Hi @prabhunath_gupt ,
Indeed the A71CH is offered off-the-shelf pre-provisioned so that OEMs are not required to program any additional credentials to onboard their devices to Watson IoT. if your customer doesn't want to extract the certificates from the secure element, then they have to provision their devices with device-individual credentials. Is this the way they prefer to ? Please kindly clarify.
Have a great day,
Kan
-------------------------------------------------------------------------------
Note:
- If this post answers your question, please click the "Mark Correct" button. Thank you!
- We are following threads for 7 weeks after the last post, later replies are ignored
Please open a new thread and refer to the closed one, if you have a related question at a later point in time.
-------------------------------------------------------------------------------
Hi Kan,
Thanks for your response.
We have gone through the application note "A71CH for secure connection to IBM Watson IoT" and found there are two types of A71CH as below.
As per section 4 which is related to the "A71CH Customer Programmable" type, NXP provides C client library source code(iot-nxpimxa71ch-c), and it contains some examples and certificates provisioning script. We have gone through one example "samples/gatewaySample.c" and found there is one API available in "src/iotfclient.c" file which fetch the certificates from the secure element and store the same in the file system.
Please find the below queries based on the above understanding.
The key point is to integrate the secure element communications with the IBM cloud and create an end to end TLS communication and avoid to extract the certificate from the secure element. for this, it is necessary to have A71CH SDK integration with the IBM cloud, Please direct us to the SDK which supports IBM cloud integration in a secure way.
Hello @prabhunath_gupt ,
The Plug&Trust MW comes with two OpenSSL Engine implementations, both implementations support OpenSSL 1.1.1:
SSS API based (A71CH SSS OpenSSL Engine)
A71CH Legacy API based (A71CH Legacy OpenSSL Engine) Does this version meet your requirement? Please kindly clarify.
Have a great day,
Kan
-------------------------------------------------------------------------------
Note:
- If this post answers your question, please click the "Mark Correct" button. Thank you!

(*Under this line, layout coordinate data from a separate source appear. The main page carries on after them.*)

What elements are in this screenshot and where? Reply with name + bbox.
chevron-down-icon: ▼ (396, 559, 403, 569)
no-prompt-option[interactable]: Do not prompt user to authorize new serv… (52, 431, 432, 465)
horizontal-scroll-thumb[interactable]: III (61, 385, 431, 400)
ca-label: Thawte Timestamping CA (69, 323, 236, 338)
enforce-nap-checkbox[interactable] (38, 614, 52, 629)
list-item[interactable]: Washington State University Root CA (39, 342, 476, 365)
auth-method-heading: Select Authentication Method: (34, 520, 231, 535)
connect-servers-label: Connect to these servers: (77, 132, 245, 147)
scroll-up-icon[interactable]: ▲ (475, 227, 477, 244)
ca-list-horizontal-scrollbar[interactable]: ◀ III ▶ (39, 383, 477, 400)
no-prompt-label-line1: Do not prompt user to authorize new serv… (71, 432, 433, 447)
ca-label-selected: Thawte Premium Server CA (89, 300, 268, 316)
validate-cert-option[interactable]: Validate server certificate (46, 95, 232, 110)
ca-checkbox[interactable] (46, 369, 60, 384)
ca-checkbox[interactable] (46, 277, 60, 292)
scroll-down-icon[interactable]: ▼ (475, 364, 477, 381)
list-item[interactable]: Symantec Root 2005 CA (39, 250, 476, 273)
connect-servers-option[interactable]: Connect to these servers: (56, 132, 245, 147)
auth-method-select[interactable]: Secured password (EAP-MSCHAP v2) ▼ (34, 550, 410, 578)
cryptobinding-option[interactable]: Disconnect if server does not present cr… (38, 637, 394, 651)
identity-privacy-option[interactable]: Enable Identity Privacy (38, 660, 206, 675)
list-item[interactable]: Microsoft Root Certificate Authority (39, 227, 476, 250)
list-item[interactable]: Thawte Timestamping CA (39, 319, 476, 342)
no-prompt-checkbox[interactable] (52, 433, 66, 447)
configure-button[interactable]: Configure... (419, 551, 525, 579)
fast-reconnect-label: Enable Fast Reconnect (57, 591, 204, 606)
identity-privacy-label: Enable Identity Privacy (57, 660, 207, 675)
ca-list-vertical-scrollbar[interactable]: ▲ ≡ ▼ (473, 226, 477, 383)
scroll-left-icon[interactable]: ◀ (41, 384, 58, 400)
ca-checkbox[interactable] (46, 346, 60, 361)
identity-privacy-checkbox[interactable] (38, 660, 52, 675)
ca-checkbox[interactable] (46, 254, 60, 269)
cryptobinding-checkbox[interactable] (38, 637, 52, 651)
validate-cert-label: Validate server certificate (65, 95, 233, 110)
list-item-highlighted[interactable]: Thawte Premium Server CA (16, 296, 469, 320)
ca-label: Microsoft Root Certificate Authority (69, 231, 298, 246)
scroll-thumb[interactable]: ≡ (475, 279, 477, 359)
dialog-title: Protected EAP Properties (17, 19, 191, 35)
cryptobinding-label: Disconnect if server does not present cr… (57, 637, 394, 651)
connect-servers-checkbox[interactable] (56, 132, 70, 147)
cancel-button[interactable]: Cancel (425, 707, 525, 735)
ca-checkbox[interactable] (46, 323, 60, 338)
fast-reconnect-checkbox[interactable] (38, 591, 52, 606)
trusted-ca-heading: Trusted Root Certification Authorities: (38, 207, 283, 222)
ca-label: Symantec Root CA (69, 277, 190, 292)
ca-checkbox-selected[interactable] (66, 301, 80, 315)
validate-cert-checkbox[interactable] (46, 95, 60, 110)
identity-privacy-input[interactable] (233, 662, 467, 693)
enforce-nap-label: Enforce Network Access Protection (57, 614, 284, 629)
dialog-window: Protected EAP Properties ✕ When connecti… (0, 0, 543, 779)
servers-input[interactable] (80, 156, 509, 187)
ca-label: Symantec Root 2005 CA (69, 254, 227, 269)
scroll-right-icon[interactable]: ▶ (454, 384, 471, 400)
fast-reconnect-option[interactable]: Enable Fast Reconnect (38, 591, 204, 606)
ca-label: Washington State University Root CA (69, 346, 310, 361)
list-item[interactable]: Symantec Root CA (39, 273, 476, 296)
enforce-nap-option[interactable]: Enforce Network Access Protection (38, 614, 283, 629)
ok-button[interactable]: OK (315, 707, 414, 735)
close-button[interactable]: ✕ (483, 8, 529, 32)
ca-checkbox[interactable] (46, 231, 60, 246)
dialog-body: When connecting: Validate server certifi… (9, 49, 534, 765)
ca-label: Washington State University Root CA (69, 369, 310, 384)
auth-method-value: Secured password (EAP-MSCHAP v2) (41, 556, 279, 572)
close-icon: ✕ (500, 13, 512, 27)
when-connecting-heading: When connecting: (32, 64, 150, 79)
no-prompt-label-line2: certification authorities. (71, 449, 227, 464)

- We are following threads for 7 weeks after the last post, later replies are ignored
Please open a new thread and refer to the closed one, if you have a related question at a later point in time.
-------------------------------------------------------------------------------
Dear Nxp Team,
We are waiting for your response to the above query please provide some inputs on this.
Do let us know if any other information required.